The dissenters would have Virginia adopt a looser standard under the U.S. Supreme Court’s landmark Employment Division vs. Smith decision, the court said, under which the government can enforce laws of general application even if they affect religious beliefs, as long as they serve a compelling government interest that cannot be achieved any other way.
The majority said the question here was “whether Vlaming’s sincerely held religious beliefs caused him to commit overt acts that `invariably posed some substantial threat to public safety, peace or order.’”
“We understand, as everyone does, that some limiting principle on this textually unqualified right must be recognized,” the court said. “With equal certitude, however, we know that the imitation cannot simply be to `keep your religion to yourself.’ It would be alarming indeed to think that in the Commonwealth of Virginia, a religious person needs a constitutional right merely to hold a silent belief or opinion that does not change a thing he does or does not do.”
Justice Cleo Powell, joined by Chief Justice Goodwyn, said the majority shouldn’t have referred to “peace and good order,” words that don’t appear in the Virginia Constitution, and stick to the more widely used “by a compelling state interest and by means narrowly tailored to achieve that interest.”
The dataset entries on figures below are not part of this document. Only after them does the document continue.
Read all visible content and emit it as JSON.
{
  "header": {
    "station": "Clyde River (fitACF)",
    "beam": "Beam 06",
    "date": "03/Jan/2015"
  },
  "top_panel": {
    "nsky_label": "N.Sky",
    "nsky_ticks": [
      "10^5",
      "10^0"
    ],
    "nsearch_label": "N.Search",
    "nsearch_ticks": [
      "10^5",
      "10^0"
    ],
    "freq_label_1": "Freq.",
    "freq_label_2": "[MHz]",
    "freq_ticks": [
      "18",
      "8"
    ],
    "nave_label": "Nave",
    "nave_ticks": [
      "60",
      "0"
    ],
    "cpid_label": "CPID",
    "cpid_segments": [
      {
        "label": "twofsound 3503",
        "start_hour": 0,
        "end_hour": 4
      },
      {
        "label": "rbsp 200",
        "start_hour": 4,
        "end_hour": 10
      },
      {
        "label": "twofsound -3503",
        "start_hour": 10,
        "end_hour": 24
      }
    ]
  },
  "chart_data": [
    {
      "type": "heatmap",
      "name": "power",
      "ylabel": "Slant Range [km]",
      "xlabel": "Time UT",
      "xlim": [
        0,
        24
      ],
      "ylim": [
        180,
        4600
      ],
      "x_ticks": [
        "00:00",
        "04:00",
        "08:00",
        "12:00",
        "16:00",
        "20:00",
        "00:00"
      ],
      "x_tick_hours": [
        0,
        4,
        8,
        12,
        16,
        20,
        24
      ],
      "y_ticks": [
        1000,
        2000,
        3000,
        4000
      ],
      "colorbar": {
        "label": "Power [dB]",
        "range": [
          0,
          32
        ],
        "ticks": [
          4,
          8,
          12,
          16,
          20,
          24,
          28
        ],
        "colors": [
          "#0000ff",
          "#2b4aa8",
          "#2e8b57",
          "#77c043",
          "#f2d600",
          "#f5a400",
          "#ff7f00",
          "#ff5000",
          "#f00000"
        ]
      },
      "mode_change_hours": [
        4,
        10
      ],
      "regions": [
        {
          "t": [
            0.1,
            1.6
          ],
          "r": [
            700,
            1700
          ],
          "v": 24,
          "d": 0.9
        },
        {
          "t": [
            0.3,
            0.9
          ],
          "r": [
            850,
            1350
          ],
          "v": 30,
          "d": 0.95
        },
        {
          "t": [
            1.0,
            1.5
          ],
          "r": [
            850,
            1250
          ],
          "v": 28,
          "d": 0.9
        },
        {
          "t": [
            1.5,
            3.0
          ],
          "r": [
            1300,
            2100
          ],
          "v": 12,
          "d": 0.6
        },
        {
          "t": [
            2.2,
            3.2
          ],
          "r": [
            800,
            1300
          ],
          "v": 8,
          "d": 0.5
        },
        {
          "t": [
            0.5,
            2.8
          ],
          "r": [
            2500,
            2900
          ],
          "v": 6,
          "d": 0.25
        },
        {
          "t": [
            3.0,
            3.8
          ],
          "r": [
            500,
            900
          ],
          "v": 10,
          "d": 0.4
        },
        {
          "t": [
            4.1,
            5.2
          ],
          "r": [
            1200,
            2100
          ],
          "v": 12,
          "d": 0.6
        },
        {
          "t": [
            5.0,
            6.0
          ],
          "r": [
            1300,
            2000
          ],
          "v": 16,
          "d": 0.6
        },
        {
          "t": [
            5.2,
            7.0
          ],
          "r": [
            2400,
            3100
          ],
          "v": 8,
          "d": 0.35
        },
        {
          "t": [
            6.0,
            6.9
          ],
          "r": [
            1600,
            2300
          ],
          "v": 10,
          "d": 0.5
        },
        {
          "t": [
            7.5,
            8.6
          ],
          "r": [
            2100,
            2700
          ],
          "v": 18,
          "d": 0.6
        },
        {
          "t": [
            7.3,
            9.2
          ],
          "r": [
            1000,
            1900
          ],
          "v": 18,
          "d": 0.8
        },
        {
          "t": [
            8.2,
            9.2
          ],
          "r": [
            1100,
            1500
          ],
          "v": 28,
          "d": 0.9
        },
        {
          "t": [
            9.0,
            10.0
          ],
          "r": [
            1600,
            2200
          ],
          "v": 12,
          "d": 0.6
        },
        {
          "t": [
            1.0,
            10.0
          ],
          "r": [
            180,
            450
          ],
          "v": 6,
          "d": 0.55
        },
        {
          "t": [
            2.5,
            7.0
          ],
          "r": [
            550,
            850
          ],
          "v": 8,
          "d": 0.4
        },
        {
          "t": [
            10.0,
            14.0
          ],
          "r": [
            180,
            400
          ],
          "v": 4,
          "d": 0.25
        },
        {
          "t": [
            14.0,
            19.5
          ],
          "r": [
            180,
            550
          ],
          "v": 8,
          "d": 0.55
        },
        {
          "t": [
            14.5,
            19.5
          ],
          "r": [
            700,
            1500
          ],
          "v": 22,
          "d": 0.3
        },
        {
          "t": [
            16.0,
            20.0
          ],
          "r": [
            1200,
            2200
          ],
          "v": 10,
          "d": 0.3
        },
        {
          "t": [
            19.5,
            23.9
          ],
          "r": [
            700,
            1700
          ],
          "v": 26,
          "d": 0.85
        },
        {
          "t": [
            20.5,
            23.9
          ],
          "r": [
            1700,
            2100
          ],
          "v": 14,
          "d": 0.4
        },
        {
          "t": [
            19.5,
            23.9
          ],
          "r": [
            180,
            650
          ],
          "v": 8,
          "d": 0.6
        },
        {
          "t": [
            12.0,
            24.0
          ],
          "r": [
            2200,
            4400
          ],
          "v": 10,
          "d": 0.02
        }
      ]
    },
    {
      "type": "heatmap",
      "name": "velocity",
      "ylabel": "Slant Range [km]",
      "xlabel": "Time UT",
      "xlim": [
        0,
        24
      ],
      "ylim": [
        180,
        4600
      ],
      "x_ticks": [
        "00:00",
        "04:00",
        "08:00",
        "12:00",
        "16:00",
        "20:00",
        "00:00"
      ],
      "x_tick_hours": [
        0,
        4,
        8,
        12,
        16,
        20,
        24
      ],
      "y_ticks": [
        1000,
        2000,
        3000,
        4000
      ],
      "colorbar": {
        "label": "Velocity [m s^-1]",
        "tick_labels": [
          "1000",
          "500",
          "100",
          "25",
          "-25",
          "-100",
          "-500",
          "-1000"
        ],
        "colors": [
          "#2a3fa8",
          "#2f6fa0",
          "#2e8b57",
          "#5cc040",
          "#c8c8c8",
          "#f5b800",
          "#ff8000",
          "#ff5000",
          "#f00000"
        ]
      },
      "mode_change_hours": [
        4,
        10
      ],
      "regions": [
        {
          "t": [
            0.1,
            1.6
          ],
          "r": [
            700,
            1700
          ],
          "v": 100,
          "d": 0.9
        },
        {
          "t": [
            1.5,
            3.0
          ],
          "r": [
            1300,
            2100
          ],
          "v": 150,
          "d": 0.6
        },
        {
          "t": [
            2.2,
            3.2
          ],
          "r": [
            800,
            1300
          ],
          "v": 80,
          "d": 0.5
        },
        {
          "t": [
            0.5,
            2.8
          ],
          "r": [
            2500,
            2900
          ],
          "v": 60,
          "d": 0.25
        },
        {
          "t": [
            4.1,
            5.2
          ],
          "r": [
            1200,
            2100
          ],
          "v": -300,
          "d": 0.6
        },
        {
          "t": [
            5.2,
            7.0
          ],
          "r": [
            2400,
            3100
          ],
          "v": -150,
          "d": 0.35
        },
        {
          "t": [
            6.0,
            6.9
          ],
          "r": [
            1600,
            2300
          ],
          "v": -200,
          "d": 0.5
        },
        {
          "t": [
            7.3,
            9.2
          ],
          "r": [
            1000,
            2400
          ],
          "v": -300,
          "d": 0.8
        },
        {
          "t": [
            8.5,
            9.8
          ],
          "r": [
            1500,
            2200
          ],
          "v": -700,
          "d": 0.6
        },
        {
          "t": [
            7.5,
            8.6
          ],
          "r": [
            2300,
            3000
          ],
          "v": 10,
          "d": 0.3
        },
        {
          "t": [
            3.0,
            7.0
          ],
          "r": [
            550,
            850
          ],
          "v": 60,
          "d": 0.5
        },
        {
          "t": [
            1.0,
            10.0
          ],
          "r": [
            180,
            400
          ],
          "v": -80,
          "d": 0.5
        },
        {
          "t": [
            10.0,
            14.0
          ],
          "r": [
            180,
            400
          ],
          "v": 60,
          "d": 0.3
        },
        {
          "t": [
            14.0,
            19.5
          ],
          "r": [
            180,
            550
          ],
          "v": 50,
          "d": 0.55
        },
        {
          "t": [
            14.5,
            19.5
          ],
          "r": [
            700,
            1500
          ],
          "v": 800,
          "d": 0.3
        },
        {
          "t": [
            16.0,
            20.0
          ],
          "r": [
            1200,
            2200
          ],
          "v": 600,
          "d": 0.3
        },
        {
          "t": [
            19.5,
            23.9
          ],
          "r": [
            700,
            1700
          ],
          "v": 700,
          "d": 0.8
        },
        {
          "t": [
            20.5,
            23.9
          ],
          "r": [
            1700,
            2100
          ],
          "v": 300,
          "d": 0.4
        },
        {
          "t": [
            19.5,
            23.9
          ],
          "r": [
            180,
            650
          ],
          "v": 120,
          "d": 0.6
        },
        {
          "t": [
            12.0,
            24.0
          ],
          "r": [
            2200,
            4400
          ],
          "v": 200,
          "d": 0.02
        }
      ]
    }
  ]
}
Justices Thomas Mann, Goodwyn and Powell, in a separate dissent, said the court was right to allow Vlaming’s free-exercise and breach of contract claims to proceed but the majority’s interpretation of the state constitution established “a sweeping super scrutiny standard with the potential to shield any person’s objection to practically any policy or law by claiming a religious justification for their failure to follow either.”
The government has compelling interests beyond peace and good order, the dissenters wrote, including protecting the psychological health of minors and enforcing labor laws that may impinge upon religious expression.